All of my music is currently encoded in Ogg Vorbis format, quality 3, which seems to average around 128kbps. I know people will sniff at that but I always found Ogg 128 to sound as good as MP3 at 160. Also at the time, I "had" to fit everything on an iRiver H340 with a 40GB hard disk. These days storage is a lot easier to come by, so I'm experimenting with encoding my CDs to FLAC instead.
Most of my listening is Ogg / FLAC via a laptop headphone output or on my Desire HD via Google Music, which transcoded all my Ogg files to MP3, *sigh*. I expect FLAC to be much better via Google Music, as even though it is still transcoded to 320k MP3, it's a lot better than going from lossy to lossy.
To be honest, my initial FLAC experiment has been underwhelming. I ripped Dream Theater's A Dramatic Turn of Events, and back-to-back vs my Oggs, using the IE8s on my laptop, the difference is not as much as I would have hoped for. It sounds great, but so does the Ogg file. I'd say perhaps a veil has lifted, there's a little more dynamism, openness and punch, but not the night and day difference I'd hoped for. I'd be really interested to get some feedback on this. Some options: the laptop sound card is really bad, the album is badly recorded, my ears are getting worse, the Ogg codec is rather wonderful.
My "serious" headphone career consists of some Grado SR60s that I bought a *very* long time ago, even 15 years. I was a student with an Arcam CD / Amp (still going today), and I heard about these mystical cans. I had to travel across London to the one small shop that imported them at the time. I auditioned them against a pair of Sennheisers that cost three times as much, and I was sold. To me they were even better, I couldn't get my credit card out quickly enough.
My first pair of IEMs were a basic pair of Shures that I bought from a play.com sale. They were a great introduction to IEMs but fell apart after a few months, very poor.

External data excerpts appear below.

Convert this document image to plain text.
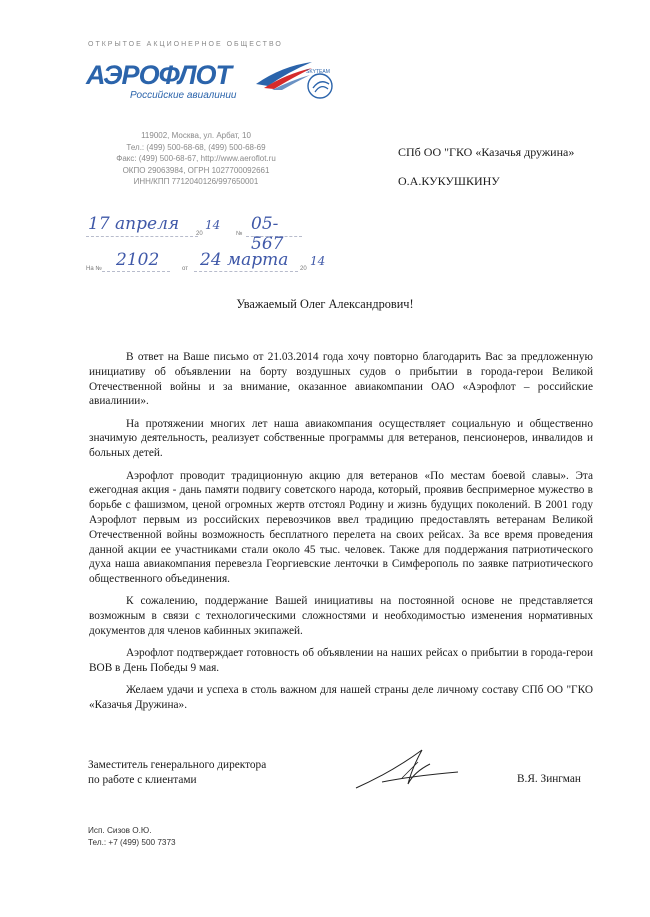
ОТКРЫТОЕ АКЦИОНЕРНОЕ ОБЩЕСТВО
АЭРОФЛОТ
Российские авиалинии
SKYTEAM
119002, Москва, ул. Арбат, 10
Тел.: (499) 500-68-68, (499) 500-68-69
Факс: (499) 500-68-67, http://www.aeroflot.ru
ОКПО 29063984, ОГРН 1027700092661
ИНН/КПП 7712040126/997650001
СПб ОО "ГКО «Казачья дружина»
О.А.КУКУШКИНУ
17 апреля	20
14
№ 05-567
На № 2102	от 24 марта 20
14
Уважаемый Олег Александрович!

В ответ на Ваше письмо от 21.03.2014 года хочу повторно благодарить Вас за предложенную инициативу об объявлении на борту воздушных судов о прибытии в города-герои Великой Отечественной войны и за внимание, оказанное авиакомпании ОАО «Аэрофлот – российские авиалинии».

На протяжении многих лет наша авиакомпания осуществляет социальную и общественно значимую деятельность, реализует собственные программы для ветеранов, пенсионеров, инвалидов и больных детей.

Аэрофлот проводит традиционную акцию для ветеранов «По местам боевой славы». Эта ежегодная акция - дань памяти подвигу советского народа, который, проявив беспримерное мужество в борьбе с фашизмом, ценой огромных жертв отстоял Родину и жизнь будущих поколений. В 2001 году Аэрофлот первым из российских перевозчиков ввел традицию предоставлять ветеранам Великой Отечественной войны возможность бесплатного перелета на своих рейсах. За все время проведения данной акции ее участниками стали около 45 тыс. человек. Также для поддержания патриотического духа наша авиакомпания перевезла Георгиевские ленточки в Симферополь по заявке патриотического общественного объединения.

К сожалению, поддержание Вашей инициативы на постоянной основе не представляется возможным в связи с технологическими сложностями и необходимостью изменения нормативных документов для членов кабинных экипажей.

Аэрофлот подтверждает готовность об объявлении на наших рейсах о прибытии в города-герои ВОВ в День Победы 9 мая.

Желаем удачи и успеха в столь важном для нашей страны деле личному составу СПб ОО "ГКО «Казачья Дружина».

Заместитель генерального директора
по работе с клиентами	В.Я. Зингман
Исп. Сизов О.Ю.
Тел.: +7 (499) 500 7373
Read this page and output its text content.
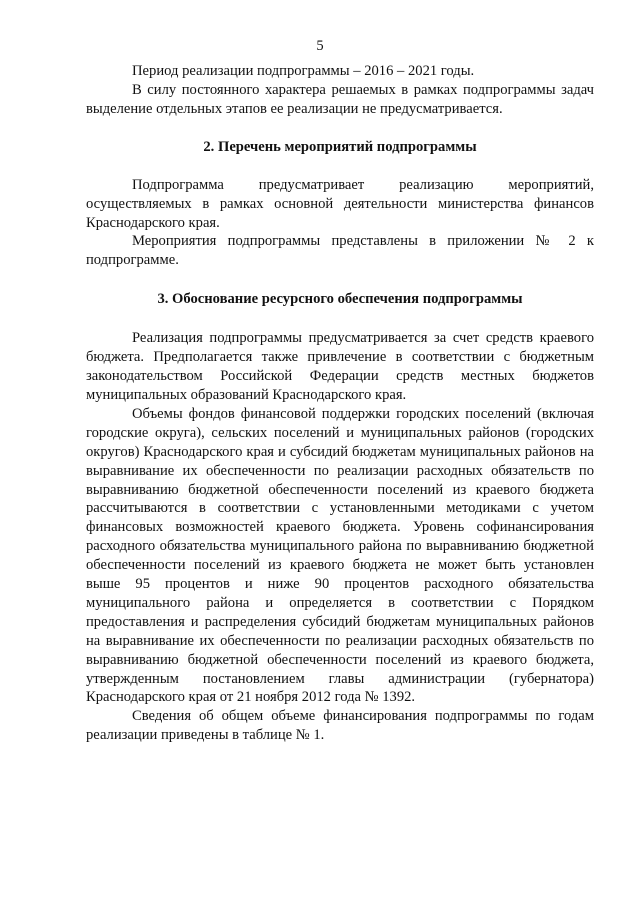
5

Период реализации подпрограммы – 2016 – 2021 годы.

В силу постоянного характера решаемых в рамках подпрограммы задач выделение отдельных этапов ее реализации не предусматривается.

2. Перечень мероприятий подпрограммы

Подпрограмма предусматривает реализацию мероприятий, осуществляемых в рамках основной деятельности министерства финансов Краснодарского края.

Мероприятия подпрограммы представлены в приложении № 2 к подпрограмме.

3. Обоснование ресурсного обеспечения подпрограммы

Реализация подпрограммы предусматривается за счет средств краевого бюджета. Предполагается также привлечение в соответствии с бюджетным законодательством Российской Федерации средств местных бюджетов муниципальных образований Краснодарского края.

Объемы фондов финансовой поддержки городских поселений (включая городские округа), сельских поселений и муниципальных районов (городских округов) Краснодарского края и субсидий бюджетам муниципальных районов на выравнивание их обеспеченности по реализации расходных обязательств по выравниванию бюджетной обеспеченности поселений из краевого бюджета рассчитываются в соответствии с установленными методиками с учетом финансовых возможностей краевого бюджета. Уровень софинансирования расходного обязательства муниципального района по выравниванию бюджетной обеспеченности поселений из краевого бюджета не может быть установлен выше 95 процентов и ниже 90 процентов расходного обязательства муниципального района и определяется в соответствии с Порядком предоставления и распределения субсидий бюджетам муниципальных районов на выравнивание их обеспеченности по реализации расходных обязательств по выравниванию бюджетной обеспеченности поселений из краевого бюджета, утвержденным постановлением главы администрации (губернатора) Краснодарского края от 21 ноября 2012 года № 1392.

Сведения об общем объеме финансирования подпрограммы по годам реализации приведены в таблице № 1.
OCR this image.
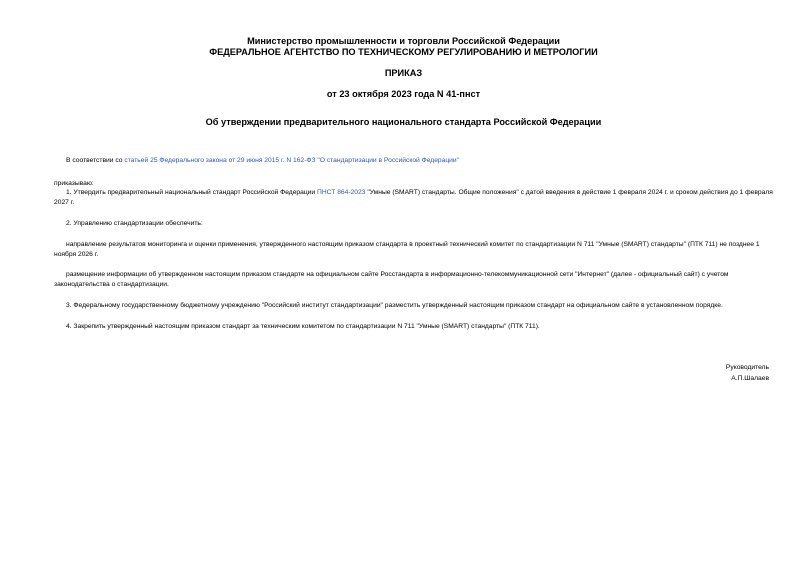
Министерство промышленности и торговли Российской Федерации
ФЕДЕРАЛЬНОЕ АГЕНТСТВО ПО ТЕХНИЧЕСКОМУ РЕГУЛИРОВАНИЮ И МЕТРОЛОГИИ
ПРИКАЗ
от 23 октября 2023 года N 41-пнст
Об утверждении предварительного национального стандарта Российской Федерации
В соответствии со статьей 25 Федерального закона от 29 июня 2015 г. N 162-ФЗ "О стандартизации в Российской Федерации"
приказываю:
1. Утвердить предварительный национальный стандарт Российской Федерации ПНСТ 864-2023 "Умные (SMART) стандарты. Общие положения" с датой введения в действие 1 февраля 2024 г. и сроком действия до 1 февраля 2027 г.
2. Управлению стандартизации обеспечить:
направление результатов мониторинга и оценки применения, утвержденного настоящим приказом стандарта в проектный технический комитет по стандартизации N 711 "Умные (SMART) стандарты" (ПТК 711) не позднее 1 ноября 2026 г.
размещение информации об утвержденном настоящим приказом стандарте на официальном сайте Росстандарта в информационно-телекоммуникационной сети "Интернет" (далее - официальный сайт) с учетом законодательства о стандартизации.
3. Федеральному государственному бюджетному учреждению "Российский институт стандартизации" разместить утвержденный настоящим приказом стандарт на официальном сайте в установленном порядке.
4. Закрепить утвержденный настоящим приказом стандарт за техническим комитетом по стандартизации N 711 "Умные (SMART) стандарты" (ПТК 711).
Руководитель
А.П.Шалаев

Anyway I'm not going to sell the IE8s because I feel that they have their place, and I have yet to get the best out of them (see ramble above). But I'd like something to compare them to, preferably somewhat cheaper, something that I won't panic about losing on the bus. I buy in the UK so I'd say below £100, and even that is pushing it, if there's anything around the £50 point, that would be better. The point of the exercise isn't to have two pairs of expensive IEMs like the rest of you. But I do wonder if I might find that the IE8s just aren't for me, maybe I might get a pleasant surprise.
I generally listen to guitar-based rock / blues / metal, 60s - current, soft, hard, progressive, bluesy, raw, cultured, the whole spectrum. I'd say that I'm not a bass-head, I prefer a neutral presentation and to let the music express itself, and I crave detail but not a tiring presentation. I do have to say that even though I always put the IE8s in my ears with a sense of wishing they could do more, I can listen to them for long periods.
Hope this is enough for someone to point me in the right direction.